Massive protests from students against standardized testing in Colorado have spurred the Colorado State Board of Education to allow districts to opt out of a portion of new testing this coming spring. The Board, made up of a 15 member advisory panel, has been warned that its decision lacked the proper authority and could negate the tests.
Through a split vote of 4-3, new Republican board member Steve Durham gave permission to districts to request waivers that would allow them to discontinue the initial section of new computer-based tests in English language arts, literacy, and mathematics. The new set of assessments is hand-graded and set to begin in March, aiming to enhance students’ critical thinking and reasoning. A more straightforward machine-graded test with short answers would be given by the end of the year.

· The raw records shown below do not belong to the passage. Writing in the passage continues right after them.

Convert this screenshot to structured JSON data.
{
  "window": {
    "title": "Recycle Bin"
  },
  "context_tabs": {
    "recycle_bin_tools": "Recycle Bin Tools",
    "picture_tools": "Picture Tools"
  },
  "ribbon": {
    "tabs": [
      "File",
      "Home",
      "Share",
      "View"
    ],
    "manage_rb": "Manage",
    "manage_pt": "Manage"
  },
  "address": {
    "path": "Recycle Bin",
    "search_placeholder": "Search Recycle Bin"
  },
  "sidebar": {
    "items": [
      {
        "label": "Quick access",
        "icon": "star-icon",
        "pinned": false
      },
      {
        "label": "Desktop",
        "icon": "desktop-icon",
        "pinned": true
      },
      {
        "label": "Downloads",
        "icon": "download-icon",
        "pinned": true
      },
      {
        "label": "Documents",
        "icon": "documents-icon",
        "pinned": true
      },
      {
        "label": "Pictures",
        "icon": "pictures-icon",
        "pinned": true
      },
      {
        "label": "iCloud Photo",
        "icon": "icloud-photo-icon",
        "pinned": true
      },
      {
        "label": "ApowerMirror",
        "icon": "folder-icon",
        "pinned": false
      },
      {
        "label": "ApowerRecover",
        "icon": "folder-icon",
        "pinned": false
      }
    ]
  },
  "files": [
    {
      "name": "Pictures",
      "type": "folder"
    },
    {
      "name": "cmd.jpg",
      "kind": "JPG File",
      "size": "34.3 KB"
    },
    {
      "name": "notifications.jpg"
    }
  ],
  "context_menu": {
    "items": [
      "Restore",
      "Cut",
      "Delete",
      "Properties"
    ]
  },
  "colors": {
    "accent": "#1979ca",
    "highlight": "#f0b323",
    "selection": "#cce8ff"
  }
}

The panel was composed of representatives of teachers, parents, school districts, charter schools, and the business community, writes Eric Gorski of The Denver Post.
The board found it a difficult task to find ways to ease the testing burden outside of the high school level, showcasing the state’s rigid federal necessities and disparate outlook over the importance of assessments. The panel still has to finalize the report and release it to the legislature before the end of January. It aims to eliminate all standardized tests for high school seniors and reduce the number of tests taken by juniors.
The board continues to debate whether or not ninth graders need to be tested in math and English, and also if social studies tests should be discarded from the curriculum.
Math and reading tests continue to be mandatory from third to eighth grade, as per federal law, and students are required to be assessed in science at least once each in elementary, middle, and high school.
Commissioner Robert Hammond stated that it was unlikely that the board’s wishes would be carried out and claims that the motion could threaten federal funding by restricting Colorado from satisfying state and federal demands to test students.
“I certainly understand their frustration. Don’t get me wrong,” he said. “I respect the motion, but I have to do what I have to do.”
However, Former Republican lobbyist Durham, stated that the two tests seemed repetitive.
“We are trying to relieve some of the burden on local districts. I think it’s quite clear the majority of people in the state are now opposed to this level of testing.”
The motion was approved by the majority of the board, including new Denver-based Democrat member Val Flores and Republican Pam Mazanec of Larkspur; writes Debbie Kelley of The Gazette.
Parents and students began protesting last fall, when over 5,000 Colorado 12th graders refused to accept the new state passed compulsory science and social studies tests last November. Walkouts were staged at schools in Boulder, Castle Rock, and Cherry Creek.
School districts have branded the new federal law as an onslaught of testing that occupies too much classroom time and one that fails to provide an accurate idea of academic performance.
Spokeswoman for Colorado Springs School District 11, Devra Ashby, has promised to “keep a close eye on this developing situation” until there is unified consent on the state level and the process is better defined.